Erster Flohmarkt in Perleberg: Förderverein etabliert nachhaltige Tradition vor Ostern
Flohmarkt in Perleberg: Förderverein startet nachhaltige Tradition

Premiere in der Turnhalle: Flohmarkt stärkt Gemeinschaft und Nachhaltigkeit

In der Turnhalle der Geschwister-Scholl-Grundschule in Perleberg herrschte bereits am frühen Morgen reges Treiben. Der Förderverein der Grundschule und des Hortes Piccolino hatte erstmals zu einem Flohmarkt eingeladen, der mit 30 Ständen schnell zum beliebten Anlaufpunkt für Stöberer und Feilscher wurde.

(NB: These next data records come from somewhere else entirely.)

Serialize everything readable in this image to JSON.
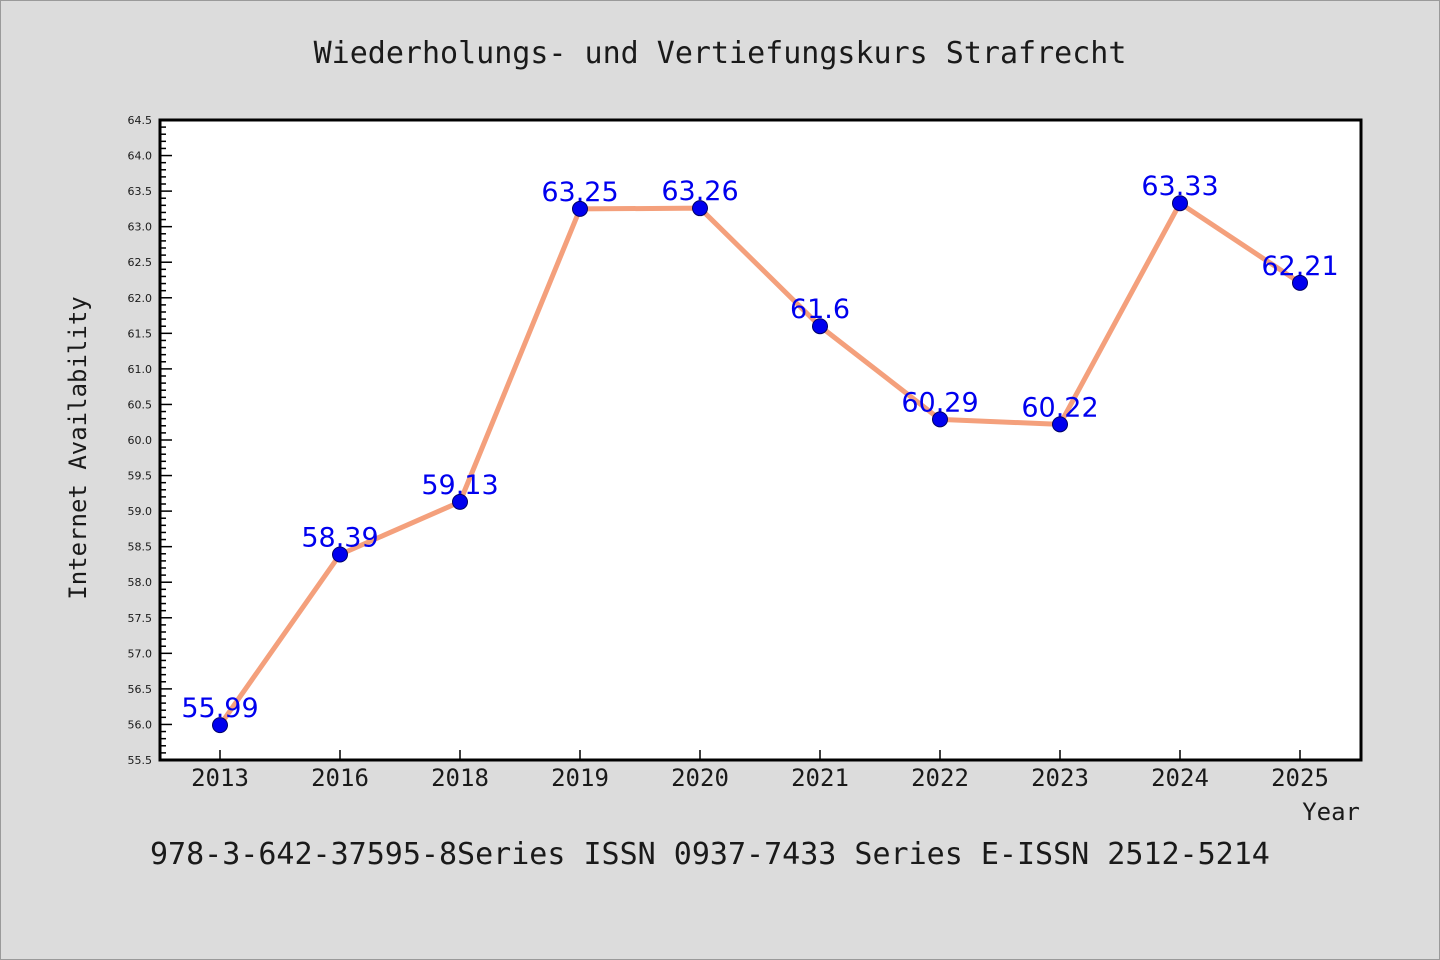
{
  "chart_data": {
    "type": "line",
    "title": "Wiederholungs- und Vertiefungskurs Strafrecht",
    "subtitle": "978-3-642-37595-8Series ISSN 0937-7433 Series E-ISSN 2512-5214",
    "xlabel": "Year",
    "ylabel": "Internet Availability",
    "categories": [
      "2013",
      "2016",
      "2018",
      "2019",
      "2020",
      "2021",
      "2022",
      "2023",
      "2024",
      "2025"
    ],
    "values": [
      55.99,
      58.39,
      59.13,
      63.25,
      63.26,
      61.6,
      60.29,
      60.22,
      63.33,
      62.21
    ],
    "data_labels": [
      "55.99",
      "58.39",
      "59.13",
      "63.25",
      "63.26",
      "61.6",
      "60.29",
      "60.22",
      "63.33",
      "62.21"
    ],
    "yticks": [
      "55.5",
      "56.0",
      "56.5",
      "57.0",
      "57.5",
      "58.0",
      "58.5",
      "59.0",
      "59.5",
      "60.0",
      "60.5",
      "61.0",
      "61.5",
      "62.0",
      "62.5",
      "63.0",
      "63.5",
      "64.0",
      "64.5"
    ],
    "ylim": [
      55.5,
      64.5
    ],
    "ytick_step": 0.5,
    "grid": false,
    "legend": "none",
    "colors": {
      "line": "#f4a07c",
      "marker": "#0000ee",
      "marker_edge": "#000066",
      "data_label": "#0000ee",
      "text": "#1a1a1a",
      "plot_bg": "#ffffff",
      "page_bg": "#dcdcdc"
    }
  }
}
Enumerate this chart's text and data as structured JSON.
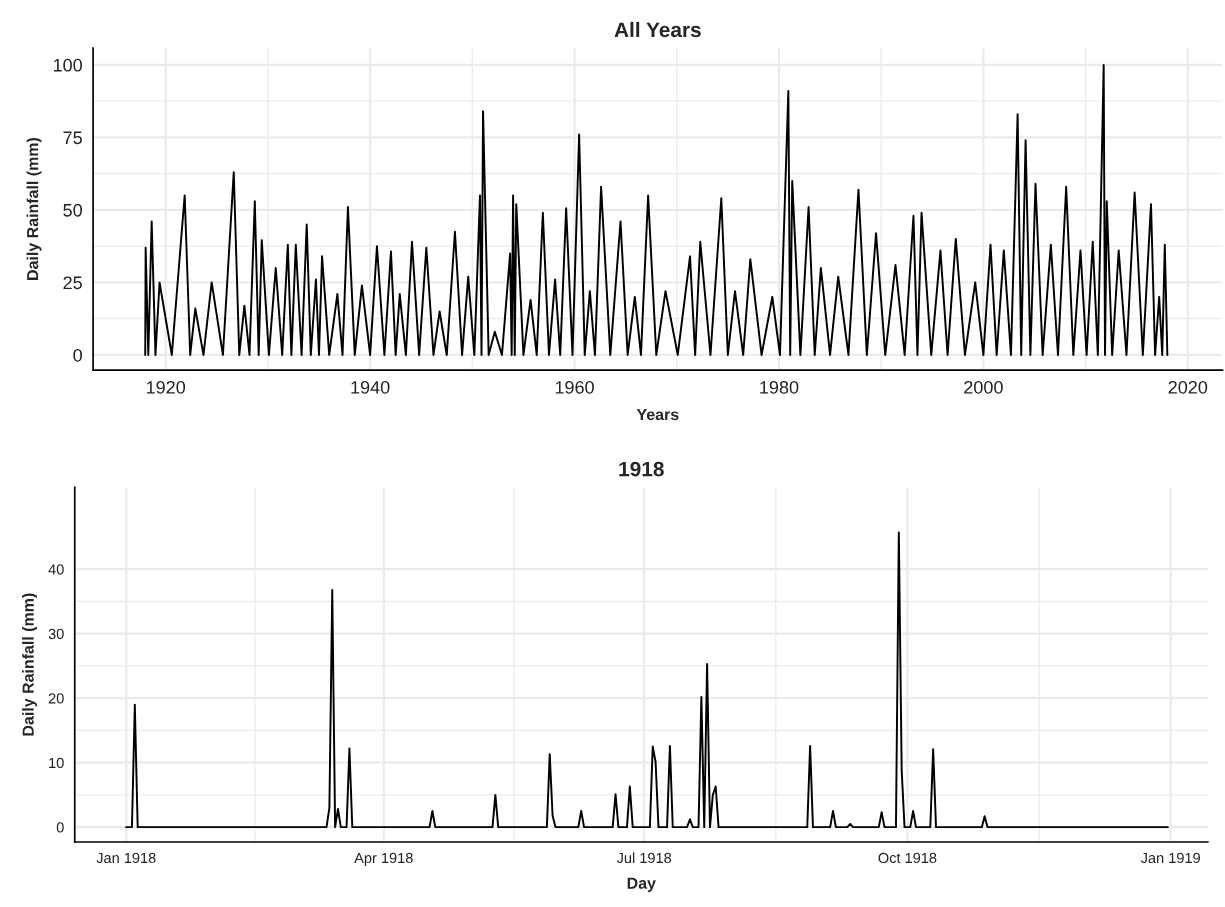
{
  "chart_data": [
    {
      "type": "line",
      "title": "All Years",
      "xlabel": "Years",
      "ylabel": "Daily Rainfall (mm)",
      "xlim": [
        1912.9,
        2023.4
      ],
      "xticks": [
        1920,
        1940,
        1960,
        1980,
        2000,
        2020
      ],
      "ylim": [
        -5.2,
        105.8
      ],
      "yticks": [
        0,
        25,
        50,
        75,
        100
      ],
      "grid": true,
      "marker": "none",
      "line_style": "solid",
      "series": [
        {
          "color": "#000000",
          "x": [
            1918.0,
            1918.04,
            1918.3,
            1918.63,
            1919.0,
            1919.4,
            1920.6,
            1921.86,
            1922.4,
            1922.9,
            1923.7,
            1924.5,
            1925.6,
            1926.66,
            1927.2,
            1927.7,
            1928.2,
            1928.72,
            1929.1,
            1929.4,
            1930.1,
            1930.77,
            1931.4,
            1931.95,
            1932.3,
            1932.73,
            1933.3,
            1933.8,
            1934.2,
            1934.7,
            1935.0,
            1935.3,
            1936.0,
            1936.8,
            1937.3,
            1937.83,
            1938.5,
            1939.2,
            1940.0,
            1940.67,
            1941.4,
            1942.04,
            1942.5,
            1942.9,
            1943.5,
            1944.1,
            1944.8,
            1945.5,
            1946.2,
            1946.8,
            1947.5,
            1948.3,
            1949.0,
            1949.6,
            1950.2,
            1950.75,
            1950.9,
            1951.05,
            1951.6,
            1952.2,
            1952.9,
            1953.7,
            1953.85,
            1953.99,
            1954.15,
            1954.3,
            1955.0,
            1955.7,
            1956.3,
            1956.9,
            1957.5,
            1958.1,
            1958.6,
            1959.18,
            1959.8,
            1960.45,
            1961.0,
            1961.5,
            1962.0,
            1962.6,
            1963.5,
            1964.5,
            1965.2,
            1965.9,
            1966.5,
            1967.2,
            1968.0,
            1968.9,
            1970.1,
            1971.3,
            1971.8,
            1972.3,
            1973.3,
            1974.36,
            1975.0,
            1975.7,
            1976.5,
            1977.2,
            1978.3,
            1979.35,
            1980.1,
            1980.92,
            1981.1,
            1981.3,
            1982.1,
            1982.9,
            1983.5,
            1984.1,
            1985.0,
            1985.8,
            1986.8,
            1987.78,
            1988.6,
            1989.5,
            1990.4,
            1991.4,
            1992.3,
            1993.16,
            1993.55,
            1993.95,
            1994.9,
            1995.8,
            1996.5,
            1997.3,
            1998.2,
            1999.2,
            2000.0,
            2000.7,
            2001.3,
            2002.0,
            2002.7,
            2003.35,
            2003.7,
            2004.13,
            2004.6,
            2005.1,
            2005.8,
            2006.6,
            2007.3,
            2008.1,
            2008.8,
            2009.5,
            2010.1,
            2010.7,
            2011.2,
            2011.77,
            2011.9,
            2012.07,
            2012.6,
            2013.24,
            2014.0,
            2014.8,
            2015.6,
            2016.4,
            2016.8,
            2017.2,
            2017.5,
            2017.75,
            2018.0
          ],
          "values": [
            0,
            37,
            0,
            46,
            0,
            25,
            0,
            55,
            0,
            16,
            0,
            25,
            0,
            63,
            0,
            17,
            0,
            53,
            0,
            39.6,
            0,
            30,
            0,
            38,
            0,
            38,
            0,
            45,
            0,
            26,
            0,
            34,
            0,
            21,
            0,
            51,
            0,
            24,
            0,
            37.5,
            0,
            35.7,
            0,
            21,
            0,
            39,
            0,
            37,
            0,
            15,
            0,
            42.5,
            0,
            27,
            0,
            55,
            0,
            84,
            0,
            8,
            0,
            35,
            0,
            55,
            0,
            52,
            0,
            19,
            0,
            49,
            0,
            26,
            0,
            50.6,
            0,
            76,
            0,
            22,
            0,
            58,
            0,
            46,
            0,
            20,
            0,
            55,
            0,
            22,
            0,
            34,
            0,
            39,
            0,
            54,
            0,
            22,
            0,
            33,
            0,
            20,
            0,
            91,
            0,
            60,
            0,
            51,
            0,
            30,
            0,
            27,
            0,
            57,
            0,
            42,
            0,
            31,
            0,
            48,
            0,
            49,
            0,
            36,
            0,
            40,
            0,
            25,
            0,
            38,
            0,
            36,
            0,
            83,
            0,
            74,
            0,
            59,
            0,
            38,
            0,
            58,
            0,
            36,
            0,
            39,
            0,
            100,
            0,
            53,
            0,
            36,
            0,
            56,
            0,
            52,
            0,
            20,
            0,
            38,
            0
          ]
        }
      ]
    },
    {
      "type": "line",
      "title": "1918",
      "xlabel": "Day",
      "ylabel": "Daily Rainfall (mm)",
      "xlim": [
        "1917-12-14",
        "1919-01-14"
      ],
      "xticks": [
        {
          "value": "1918-01-01",
          "label": "Jan 1918"
        },
        {
          "value": "1918-04-01",
          "label": "Apr 1918"
        },
        {
          "value": "1918-07-01",
          "label": "Jul 1918"
        },
        {
          "value": "1918-10-01",
          "label": "Oct 1918"
        },
        {
          "value": "1919-01-01",
          "label": "Jan 1919"
        }
      ],
      "ylim": [
        -2.3,
        52.7
      ],
      "yticks": [
        0,
        10,
        20,
        30,
        40
      ],
      "grid": true,
      "marker": "none",
      "line_style": "solid",
      "series": [
        {
          "color": "#000000",
          "x": [
            "1918-01-01",
            "1918-01-03",
            "1918-01-04",
            "1918-01-05",
            "1918-03-12",
            "1918-03-13",
            "1918-03-14",
            "1918-03-15",
            "1918-03-16",
            "1918-03-17",
            "1918-03-19",
            "1918-03-20",
            "1918-03-21",
            "1918-04-17",
            "1918-04-18",
            "1918-04-19",
            "1918-05-09",
            "1918-05-10",
            "1918-05-11",
            "1918-05-28",
            "1918-05-29",
            "1918-05-30",
            "1918-05-31",
            "1918-06-08",
            "1918-06-09",
            "1918-06-10",
            "1918-06-20",
            "1918-06-21",
            "1918-06-22",
            "1918-06-25",
            "1918-06-26",
            "1918-06-27",
            "1918-07-03",
            "1918-07-04",
            "1918-07-05",
            "1918-07-06",
            "1918-07-09",
            "1918-07-10",
            "1918-07-11",
            "1918-07-16",
            "1918-07-17",
            "1918-07-18",
            "1918-07-20",
            "1918-07-21",
            "1918-07-22",
            "1918-07-23",
            "1918-07-24",
            "1918-07-25",
            "1918-07-26",
            "1918-07-27",
            "1918-08-27",
            "1918-08-28",
            "1918-08-29",
            "1918-09-04",
            "1918-09-05",
            "1918-09-06",
            "1918-09-10",
            "1918-09-11",
            "1918-09-12",
            "1918-09-21",
            "1918-09-22",
            "1918-09-23",
            "1918-09-27",
            "1918-09-28",
            "1918-09-29",
            "1918-09-30",
            "1918-10-02",
            "1918-10-03",
            "1918-10-04",
            "1918-10-09",
            "1918-10-10",
            "1918-10-11",
            "1918-10-27",
            "1918-10-28",
            "1918-10-29",
            "1918-12-31"
          ],
          "values": [
            0,
            0,
            19,
            0,
            0,
            3,
            36.8,
            0,
            2.8,
            0,
            0,
            12.2,
            0,
            0,
            2.5,
            0,
            0,
            5,
            0,
            0,
            11.3,
            1.8,
            0,
            0,
            2.5,
            0,
            0,
            5.1,
            0,
            0,
            6.3,
            0,
            0,
            12.5,
            10.1,
            0,
            0,
            12.6,
            0,
            0,
            1.2,
            0,
            0,
            20.2,
            0,
            25.3,
            0,
            5,
            6.3,
            0,
            0,
            12.6,
            0,
            0,
            2.5,
            0,
            0,
            0.5,
            0,
            0,
            2.3,
            0,
            0,
            45.7,
            8.8,
            0,
            0,
            2.5,
            0,
            0,
            12.1,
            0,
            0,
            1.7,
            0,
            0
          ]
        }
      ]
    }
  ]
}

Die Veranstaltung markiert den Beginn einer neuen Tradition, die sich vor den Osterferien etablieren soll.

Initiative einer Mutter führt zur erfolgreichen Premiere

Die Idee für den Flohmarkt entstand durch eine Anregung einer Mutter, wie die Vorsitzende des Fördervereins, Andrea Wittkopf, berichtete. „Wir haben die Teilnehmerzahl bewusst auf 30 Stände begrenzt, um zunächst die Resonanz zu testen“, erklärte Wittkopf. Das langfristige Ziel ist jedoch klar: Der Flohmarkt soll jährlich etwa zwei Wochen vor den Osterferien stattfinden und sich als feste Institution etablieren. Diese Planung unterstreicht das Engagement des Vereinsvorstands, der der Initiative einstimmig zugestimmt hatte.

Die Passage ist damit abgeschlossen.